Commercial leases: lessons of lockdown

The economic shock to business caused by the coronavirus lockdown does call into consideration certain aspects of standard leases of commercial property that the industry has taken for granted for decades. Being impartial, could we consider the following? asks David Wells, Partner for Hewitsons Real Estate team.

  1. All-inclusive rents: If we stopped charging floating service charges, tenants would be better able to plan their cashflow and landlords would be incentivised to drive down the costs of the services consumed, because the landlords would thereby increase their profits.
  2. Quarterly v Monthly rental payments: From the perspective of occupiers and their cashflows it seemed crushingly unfortunate that the start of the lockdown virtually coincided with the March quarter day for rent payments. Not only would a move to monthly payments assist with occupiers’ cashflows, if it were universally implemented, monthly rent payment would make landlords’ accounts departments and managing agents less pressurised at quarterly pinch points.

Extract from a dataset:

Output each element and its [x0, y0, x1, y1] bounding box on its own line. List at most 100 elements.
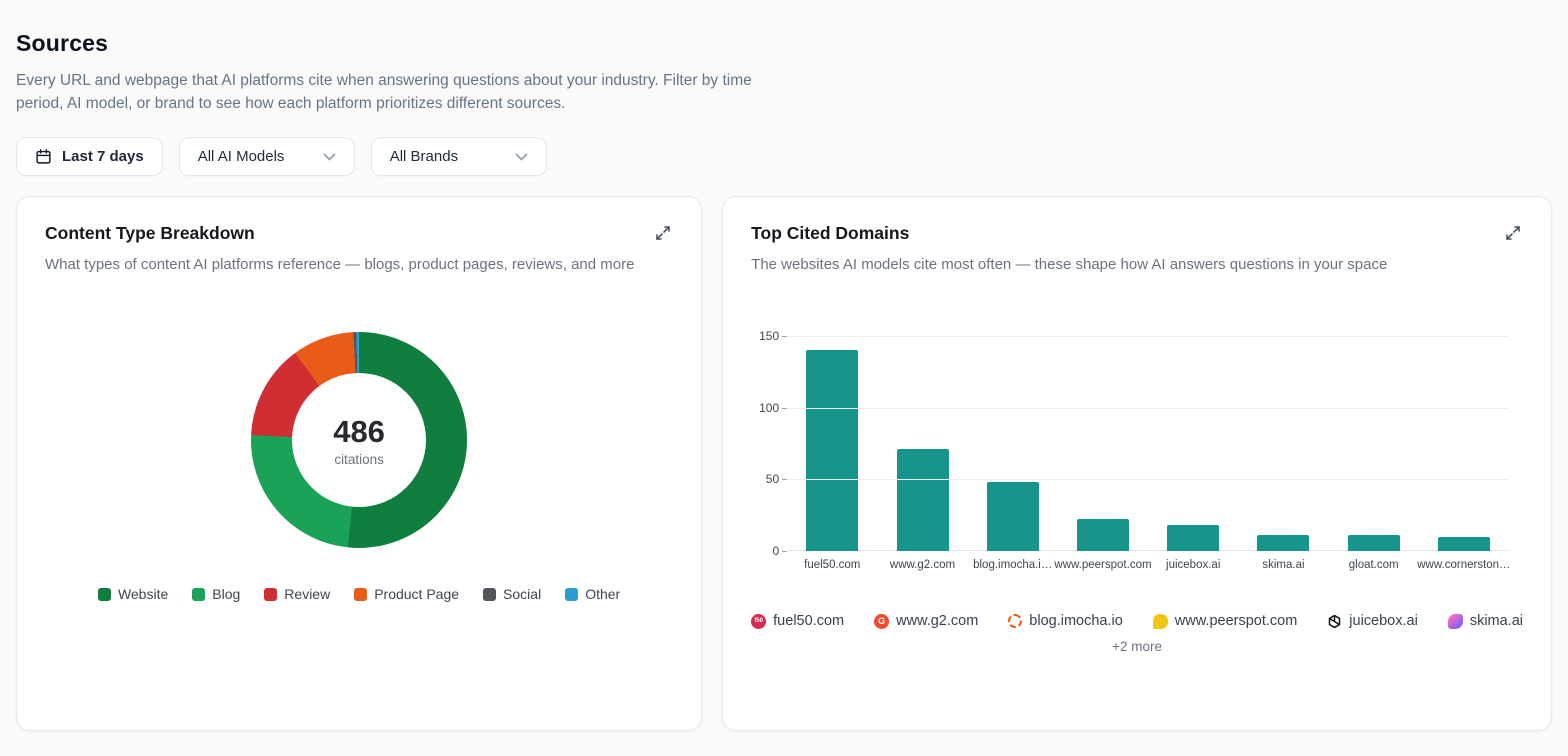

After the first two or three months landlords could also benefit from a more even cashflow– particularly landlords owning significant portfolios.
  3. Short term leases: This is only a continuation of a trend that goes back beyond the start of this century, but wouldn’t even shorter terms for leases, meaning not just terms of 5 years, but 3 years or even 18 months be worth consideration. Tenants should realise that they would have to pay a higher price for the flexibility of short terms, but with hindsight that might now look like a price worth paying.
  4. Break clauses: Offering open tenant break clauses, without onerous conditionality, has been a clear request from tenants and their advisers for some years now. However, the case for ‘clean breaks’ will be made even more clear as tenants put their break rights to the test in the near future. On the basis that tenants have to “buy” break rights with higher rents they will not find it easy to take if these rights turn out to be illusory in practice.
  5. Amortised dilapidations payments: This concept is a bit more innovative, but if tenants expect to receive they will have to give, and this could be one such area. With lease terms falling to 10 and 5 years it has been increasingly challenging for landlords to get tenants to sign up to sinking funds or reserve funds. The problem then is that a floating service charge becomes a game of financial Russian roulette – an occupier might get 5 years of low service charge costs and then metaphorically, if not literally, the roof falls in! If instead proper building surveying techniques are brought into play you could easily get a fair result all round. A building’s repair costs could be worked out over a long period, perhaps over the projected working life of the building and then converted into a fixed, or index linked service charge, for the tenants. This could also encourage the building of higher quality building stock in the first place.
  6. Alternative tenant’s repairing obligations: This is quite an obvious point, and we have long since moved from a time where it was a fait accompli that a lease would contain the classic obligation on the tenant to keep the premises in “good and substantial repair and condition.” More and more common are clauses that limit the tenant’s repairing obligations to standards such as “tenantable repair” or, occasionally, even “wind and watertight” and the use of schedule of conditions are now quite common in this regard. Just to throw this out there, but as long as tenants were not to actively or negligently damage the premises (and this could maybe be monitored by CCTV – although that is another issue), could we consider some leases where the amortised cost of repairing the demise is fully integrated into the basic rent?
  7. Force majeure clauses in leases: This is a debate that will no doubt be had, but it would seem to simply be an apportionment of risk as to whether tenants start to have the benefit of force majeure clauses, meaning that they could terminate their lease contracts in the event of unforeseeable, act of God like events. Tenants should realise that if they are pushing risk in the direction of the landlords then higher rents should probably be the price. However, whilst the lease is a special sort of contract, it is nonetheless a form of contract, so there is no intrinsic reason why leases should not contain force majeure clauses if the parties freely negotiate them.


It is likely that with further consideration and the hindsight brought by the Coronavirus lockdown, we will see many more suggestions as to how leases could be drafted differently. Although, it could equally be the case that after an initial froth of debate any impetus for change drains away. The commercial lease is a very traditional form of legal contract, which in all honesty does derive from a time when freehold property ownership had a revered status. Historically, the lease was shaped into its now well-known institutional form in an attempt to make rental income as similar as possible to dividends on company shares. Undoubtedly, the traditional approach to lease drafting and negotiating is changing. How far and how fast that change goes, or should go, is an open question and only time will tell. On the one hand there is a lot to be said for holding a line that protects real property as a competitive asset class in the eyes of investors, but on the other hand real property has to be flexible and adapt to the needs of those who use it and, after all, supply the money, in the form of rents, on which the pyramid rests. It is conceivable that the future could see two very distinct models of leases, perhaps existing side by side – there being institutional leases with lower basic rents but with all the old certainties of income stream for the institutional landlord, but also occupational contracts with shorter terms and all-inclusive rents and more lenient tenant repairing obligations – the latter might be more appropriate for smaller business occupiers and more entrepreneurial landlords.